It wasn’t long ago that America was buzzing feverishly about the possibility of the first female president ever. With the country’s recent obsession with Barack Obama, the absence of estrogen within the confines of the governing bodies of the Western world has receded into the depths of memory faster than Dick Cheney’s dirty little hunting secret. It seems the advancement of women into North American government has settled down since the exciting days of suffrage and the boom that followed. Canada as a nation is far behind.
In this overly politically-correct country where diversity is a national selling point, one might think governmental representation of the female gender would be respectable. Think again; here are some realities you might be surprised with. Currently in the House of Commons, the place where all Canadian MPs meet to yell at each other, there are about four men for every woman. It seems Parliament doesn’t quite walk the walk at all. In fact, Canada ranks 46th among world nations regarding the percentage of women in the Lower House. So what’s the problem?

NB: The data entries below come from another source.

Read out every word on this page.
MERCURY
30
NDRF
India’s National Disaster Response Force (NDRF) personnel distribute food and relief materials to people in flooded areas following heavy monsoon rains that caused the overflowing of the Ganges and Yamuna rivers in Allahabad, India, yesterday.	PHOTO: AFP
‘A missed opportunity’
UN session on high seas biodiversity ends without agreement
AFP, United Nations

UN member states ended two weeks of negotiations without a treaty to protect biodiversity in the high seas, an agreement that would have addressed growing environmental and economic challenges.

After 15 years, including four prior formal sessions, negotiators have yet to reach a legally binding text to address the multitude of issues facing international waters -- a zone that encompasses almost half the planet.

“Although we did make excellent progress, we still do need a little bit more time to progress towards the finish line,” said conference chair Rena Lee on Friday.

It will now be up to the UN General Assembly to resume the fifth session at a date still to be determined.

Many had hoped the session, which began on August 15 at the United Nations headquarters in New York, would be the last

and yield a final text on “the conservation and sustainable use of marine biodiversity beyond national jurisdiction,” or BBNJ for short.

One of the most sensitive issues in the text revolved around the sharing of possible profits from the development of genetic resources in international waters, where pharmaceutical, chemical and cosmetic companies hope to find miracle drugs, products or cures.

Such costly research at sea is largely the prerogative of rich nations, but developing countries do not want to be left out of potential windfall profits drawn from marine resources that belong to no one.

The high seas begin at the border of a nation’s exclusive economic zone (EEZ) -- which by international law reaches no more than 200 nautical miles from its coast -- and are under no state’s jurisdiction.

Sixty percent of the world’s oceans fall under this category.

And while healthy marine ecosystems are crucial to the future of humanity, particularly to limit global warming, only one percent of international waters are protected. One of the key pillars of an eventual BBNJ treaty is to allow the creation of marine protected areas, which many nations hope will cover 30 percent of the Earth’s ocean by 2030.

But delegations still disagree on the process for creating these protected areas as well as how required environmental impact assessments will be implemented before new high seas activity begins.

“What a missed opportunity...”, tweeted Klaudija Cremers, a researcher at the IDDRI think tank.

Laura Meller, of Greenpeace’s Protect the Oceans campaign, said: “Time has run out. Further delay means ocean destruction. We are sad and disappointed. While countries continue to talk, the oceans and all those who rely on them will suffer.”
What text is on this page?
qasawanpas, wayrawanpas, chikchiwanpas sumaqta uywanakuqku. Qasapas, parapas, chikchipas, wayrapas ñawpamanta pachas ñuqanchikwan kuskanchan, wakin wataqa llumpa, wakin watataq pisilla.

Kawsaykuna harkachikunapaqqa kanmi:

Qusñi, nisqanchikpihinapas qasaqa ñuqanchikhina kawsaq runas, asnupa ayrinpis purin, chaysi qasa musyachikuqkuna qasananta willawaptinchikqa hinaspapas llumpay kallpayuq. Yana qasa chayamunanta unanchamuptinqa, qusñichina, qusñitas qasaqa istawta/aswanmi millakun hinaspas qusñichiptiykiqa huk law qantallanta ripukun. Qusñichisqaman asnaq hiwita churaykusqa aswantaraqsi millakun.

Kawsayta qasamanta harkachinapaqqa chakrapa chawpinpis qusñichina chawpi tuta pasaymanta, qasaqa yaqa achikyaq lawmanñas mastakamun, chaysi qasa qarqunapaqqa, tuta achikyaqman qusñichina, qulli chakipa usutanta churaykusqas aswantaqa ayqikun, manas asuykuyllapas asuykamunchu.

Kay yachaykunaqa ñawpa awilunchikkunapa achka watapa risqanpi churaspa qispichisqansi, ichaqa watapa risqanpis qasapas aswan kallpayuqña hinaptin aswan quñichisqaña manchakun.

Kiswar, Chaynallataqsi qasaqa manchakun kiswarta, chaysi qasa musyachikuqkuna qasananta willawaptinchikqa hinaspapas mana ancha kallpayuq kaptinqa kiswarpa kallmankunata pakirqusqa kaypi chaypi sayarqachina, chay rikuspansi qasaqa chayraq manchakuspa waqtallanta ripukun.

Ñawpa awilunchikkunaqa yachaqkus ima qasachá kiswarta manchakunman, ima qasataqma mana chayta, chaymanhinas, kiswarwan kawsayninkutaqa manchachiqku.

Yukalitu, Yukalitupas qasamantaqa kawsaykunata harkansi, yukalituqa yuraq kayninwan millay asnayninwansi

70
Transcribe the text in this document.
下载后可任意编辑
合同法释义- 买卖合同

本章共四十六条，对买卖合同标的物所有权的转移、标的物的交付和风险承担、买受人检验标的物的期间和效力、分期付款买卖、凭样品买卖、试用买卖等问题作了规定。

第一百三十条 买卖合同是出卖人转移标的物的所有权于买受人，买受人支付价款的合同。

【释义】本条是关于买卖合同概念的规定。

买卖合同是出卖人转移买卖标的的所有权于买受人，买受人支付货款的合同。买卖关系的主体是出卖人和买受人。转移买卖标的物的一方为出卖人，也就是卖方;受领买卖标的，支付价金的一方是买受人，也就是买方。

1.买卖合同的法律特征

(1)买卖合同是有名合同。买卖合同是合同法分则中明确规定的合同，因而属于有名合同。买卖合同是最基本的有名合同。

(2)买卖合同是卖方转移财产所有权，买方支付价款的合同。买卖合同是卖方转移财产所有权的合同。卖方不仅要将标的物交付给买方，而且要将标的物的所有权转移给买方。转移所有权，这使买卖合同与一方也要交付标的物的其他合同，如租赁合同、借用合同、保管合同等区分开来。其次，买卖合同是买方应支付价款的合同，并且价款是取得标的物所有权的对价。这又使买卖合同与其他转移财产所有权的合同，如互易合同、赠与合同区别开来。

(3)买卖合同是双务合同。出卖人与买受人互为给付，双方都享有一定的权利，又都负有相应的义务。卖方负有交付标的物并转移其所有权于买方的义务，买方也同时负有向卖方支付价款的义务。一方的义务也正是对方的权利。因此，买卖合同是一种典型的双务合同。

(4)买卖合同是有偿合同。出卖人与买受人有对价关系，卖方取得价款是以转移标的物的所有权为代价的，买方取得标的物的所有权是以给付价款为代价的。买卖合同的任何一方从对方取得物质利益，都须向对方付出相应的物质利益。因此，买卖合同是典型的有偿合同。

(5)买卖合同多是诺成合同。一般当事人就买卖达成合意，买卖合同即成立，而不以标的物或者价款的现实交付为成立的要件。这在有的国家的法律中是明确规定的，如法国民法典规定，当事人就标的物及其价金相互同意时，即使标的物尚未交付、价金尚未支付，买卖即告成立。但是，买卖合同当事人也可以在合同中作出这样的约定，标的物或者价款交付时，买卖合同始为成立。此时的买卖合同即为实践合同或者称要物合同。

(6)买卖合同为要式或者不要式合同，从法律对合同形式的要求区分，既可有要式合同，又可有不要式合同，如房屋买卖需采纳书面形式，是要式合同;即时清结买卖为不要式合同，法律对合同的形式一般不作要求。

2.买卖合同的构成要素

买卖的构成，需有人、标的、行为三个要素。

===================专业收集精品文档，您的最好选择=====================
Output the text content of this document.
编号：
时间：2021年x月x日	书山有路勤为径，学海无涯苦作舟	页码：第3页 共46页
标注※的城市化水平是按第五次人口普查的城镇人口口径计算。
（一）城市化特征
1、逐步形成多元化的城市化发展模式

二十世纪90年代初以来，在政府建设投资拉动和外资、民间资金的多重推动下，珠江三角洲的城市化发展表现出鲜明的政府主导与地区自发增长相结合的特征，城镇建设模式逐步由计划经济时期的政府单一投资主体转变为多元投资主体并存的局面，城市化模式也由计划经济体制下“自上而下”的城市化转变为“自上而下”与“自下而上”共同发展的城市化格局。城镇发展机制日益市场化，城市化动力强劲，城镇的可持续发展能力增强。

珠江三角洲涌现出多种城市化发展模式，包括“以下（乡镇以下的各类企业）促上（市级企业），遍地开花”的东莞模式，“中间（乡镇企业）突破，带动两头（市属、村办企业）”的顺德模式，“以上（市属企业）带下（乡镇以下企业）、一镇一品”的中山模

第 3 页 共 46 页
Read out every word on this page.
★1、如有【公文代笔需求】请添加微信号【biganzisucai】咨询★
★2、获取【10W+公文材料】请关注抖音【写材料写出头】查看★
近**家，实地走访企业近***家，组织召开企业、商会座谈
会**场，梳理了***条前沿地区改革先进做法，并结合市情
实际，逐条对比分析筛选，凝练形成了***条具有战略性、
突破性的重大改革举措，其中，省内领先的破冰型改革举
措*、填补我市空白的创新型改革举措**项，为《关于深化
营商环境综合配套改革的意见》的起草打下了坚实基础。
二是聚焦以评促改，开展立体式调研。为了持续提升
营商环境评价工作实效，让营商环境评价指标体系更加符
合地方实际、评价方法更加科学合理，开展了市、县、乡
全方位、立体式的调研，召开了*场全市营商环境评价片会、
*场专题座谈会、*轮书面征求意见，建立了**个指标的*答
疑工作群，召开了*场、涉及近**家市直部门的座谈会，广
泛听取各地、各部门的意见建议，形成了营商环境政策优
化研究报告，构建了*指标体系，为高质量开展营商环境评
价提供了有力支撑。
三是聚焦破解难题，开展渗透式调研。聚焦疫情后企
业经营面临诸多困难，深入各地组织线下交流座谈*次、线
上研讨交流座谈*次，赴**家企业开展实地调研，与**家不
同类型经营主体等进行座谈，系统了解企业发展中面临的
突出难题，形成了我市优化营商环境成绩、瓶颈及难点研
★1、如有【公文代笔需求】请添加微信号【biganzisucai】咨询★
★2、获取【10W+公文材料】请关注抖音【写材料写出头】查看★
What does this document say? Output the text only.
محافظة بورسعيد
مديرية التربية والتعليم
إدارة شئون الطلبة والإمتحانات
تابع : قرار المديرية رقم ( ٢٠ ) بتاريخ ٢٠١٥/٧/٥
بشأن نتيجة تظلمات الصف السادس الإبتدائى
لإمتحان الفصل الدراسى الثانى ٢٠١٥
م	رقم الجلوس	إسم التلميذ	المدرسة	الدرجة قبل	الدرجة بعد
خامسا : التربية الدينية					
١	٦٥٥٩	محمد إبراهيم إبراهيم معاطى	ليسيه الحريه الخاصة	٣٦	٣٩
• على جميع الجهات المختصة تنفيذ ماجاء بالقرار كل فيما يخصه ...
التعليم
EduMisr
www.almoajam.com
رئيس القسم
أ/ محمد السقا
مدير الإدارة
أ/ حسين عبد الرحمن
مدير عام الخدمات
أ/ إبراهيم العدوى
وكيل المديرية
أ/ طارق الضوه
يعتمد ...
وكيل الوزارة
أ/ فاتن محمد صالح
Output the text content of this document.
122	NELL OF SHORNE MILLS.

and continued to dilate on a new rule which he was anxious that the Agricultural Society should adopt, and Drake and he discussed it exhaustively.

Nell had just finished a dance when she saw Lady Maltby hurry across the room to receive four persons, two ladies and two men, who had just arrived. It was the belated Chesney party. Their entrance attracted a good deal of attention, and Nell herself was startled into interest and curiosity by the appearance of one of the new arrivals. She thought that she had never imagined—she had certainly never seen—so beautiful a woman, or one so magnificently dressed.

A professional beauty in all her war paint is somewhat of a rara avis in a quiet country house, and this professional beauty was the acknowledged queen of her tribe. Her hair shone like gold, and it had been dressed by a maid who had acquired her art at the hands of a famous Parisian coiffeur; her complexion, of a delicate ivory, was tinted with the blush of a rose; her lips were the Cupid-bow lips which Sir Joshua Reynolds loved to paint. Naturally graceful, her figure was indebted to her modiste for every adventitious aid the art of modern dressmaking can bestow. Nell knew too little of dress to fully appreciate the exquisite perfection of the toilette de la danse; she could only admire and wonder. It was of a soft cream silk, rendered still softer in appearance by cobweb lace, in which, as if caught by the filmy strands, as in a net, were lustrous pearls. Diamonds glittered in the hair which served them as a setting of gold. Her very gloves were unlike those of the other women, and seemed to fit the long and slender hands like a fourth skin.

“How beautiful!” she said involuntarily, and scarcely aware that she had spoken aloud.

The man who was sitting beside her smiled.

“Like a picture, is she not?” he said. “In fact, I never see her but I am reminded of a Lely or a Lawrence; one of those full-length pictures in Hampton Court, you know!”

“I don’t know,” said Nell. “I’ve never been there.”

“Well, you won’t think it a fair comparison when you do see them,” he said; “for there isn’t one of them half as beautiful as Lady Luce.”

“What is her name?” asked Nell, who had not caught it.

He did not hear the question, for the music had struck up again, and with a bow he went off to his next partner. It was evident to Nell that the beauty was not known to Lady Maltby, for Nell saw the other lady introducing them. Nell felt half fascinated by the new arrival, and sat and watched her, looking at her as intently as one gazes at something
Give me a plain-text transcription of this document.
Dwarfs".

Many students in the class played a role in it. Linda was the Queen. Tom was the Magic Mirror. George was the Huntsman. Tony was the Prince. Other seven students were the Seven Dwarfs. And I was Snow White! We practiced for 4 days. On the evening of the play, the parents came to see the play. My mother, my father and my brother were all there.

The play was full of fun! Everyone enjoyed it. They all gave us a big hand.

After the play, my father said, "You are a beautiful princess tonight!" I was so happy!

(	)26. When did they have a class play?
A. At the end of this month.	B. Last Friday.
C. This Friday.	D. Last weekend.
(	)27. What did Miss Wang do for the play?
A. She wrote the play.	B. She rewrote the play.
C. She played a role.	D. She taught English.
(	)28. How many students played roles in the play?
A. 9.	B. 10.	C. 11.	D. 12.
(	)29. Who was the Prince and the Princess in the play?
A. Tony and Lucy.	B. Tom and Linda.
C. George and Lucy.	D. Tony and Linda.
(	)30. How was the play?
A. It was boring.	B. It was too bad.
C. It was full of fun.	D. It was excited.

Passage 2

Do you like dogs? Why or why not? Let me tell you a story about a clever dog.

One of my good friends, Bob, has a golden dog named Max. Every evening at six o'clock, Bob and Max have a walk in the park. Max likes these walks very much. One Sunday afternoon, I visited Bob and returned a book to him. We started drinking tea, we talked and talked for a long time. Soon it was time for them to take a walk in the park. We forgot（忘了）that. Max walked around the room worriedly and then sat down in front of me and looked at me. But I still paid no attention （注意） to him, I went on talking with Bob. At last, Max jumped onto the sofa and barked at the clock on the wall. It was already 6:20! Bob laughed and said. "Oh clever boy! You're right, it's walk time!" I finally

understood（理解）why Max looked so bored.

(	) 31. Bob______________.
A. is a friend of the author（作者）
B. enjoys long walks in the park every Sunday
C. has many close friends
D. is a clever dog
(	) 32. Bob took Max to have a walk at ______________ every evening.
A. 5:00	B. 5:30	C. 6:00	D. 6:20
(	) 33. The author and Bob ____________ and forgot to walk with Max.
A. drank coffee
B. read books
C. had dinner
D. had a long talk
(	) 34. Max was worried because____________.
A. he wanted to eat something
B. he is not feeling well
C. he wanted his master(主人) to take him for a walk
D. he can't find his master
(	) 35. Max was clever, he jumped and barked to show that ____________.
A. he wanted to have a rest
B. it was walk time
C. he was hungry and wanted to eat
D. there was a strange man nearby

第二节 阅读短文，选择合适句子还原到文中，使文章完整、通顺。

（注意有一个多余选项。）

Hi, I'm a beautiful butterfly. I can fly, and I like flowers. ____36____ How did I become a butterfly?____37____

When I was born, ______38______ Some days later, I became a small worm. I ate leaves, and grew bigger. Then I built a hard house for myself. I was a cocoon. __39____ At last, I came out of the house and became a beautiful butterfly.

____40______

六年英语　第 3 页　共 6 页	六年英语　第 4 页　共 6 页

There are numerous obstacles standing in the way of women in Parliament. Unfortunately, there is undisputedly a degree of residual sexism in the way we perceive the ideal leader. A politician’s image is a major ingredient to success – we want a capable, accountable, and down-to-earth individual. The accepted stereotype is a physically powerful man, a strong jaw line, a reassuring smile – heck, let’s just say we want a Barack. The problem, however, is not as much among the voting constituents, as it is the lack of women running for office.
But things won’t simply change overnight. Consider a parallel to the freedom of black people in North America. Abe Lincoln officially gave African-Americans full rights in 1863, and yet it took until this year to elect a black president. Just like LeChatelier’s principle of chemical balance, our society resists change, and it’s rather easy to forget that these human rights for females are only a century old. The inertia of social attitudes explains this painfully slow process of gradual change.
Thirty per cent has been adopted as an acceptable target of female representation, and there seem to be a variety of ways to achieve this goal. Just over half of Canadians feel that political parties should be obliged to support a certain proportion of women as candidates, and the idea of financial benefits awarded to parties who choose more female candidates has yielded mixed reviews. In the most recent federal election, the NDP led the way in gender balance with around one third of their elected MPs being women. This being our most recent representation, Canada set its new record with the proportion of women forming 28 per cent of candidates nation-wide. These solutions have to be implemented consistently, and will take some time.
It’s simply astounding that Canada is so behind on this issue. For all ourpride in tolerance, acceptance, and pluralism, 46 is too large a number on the world scale, and 22 is too small of a percentage. Rwanda leads the world with over half of their Lower House members being female.
If anyone can further influence change, it is the youth of our nation. If you’re interested in learning more, apply for Women In House, a program that gives female students the opportunity to shadow important women in Parliament, learn more in-depth about the issue of equal representation, and collaborate with other women to create networking bridges. As citizens we can be patient for new changes to start creating substantial results enough is enough?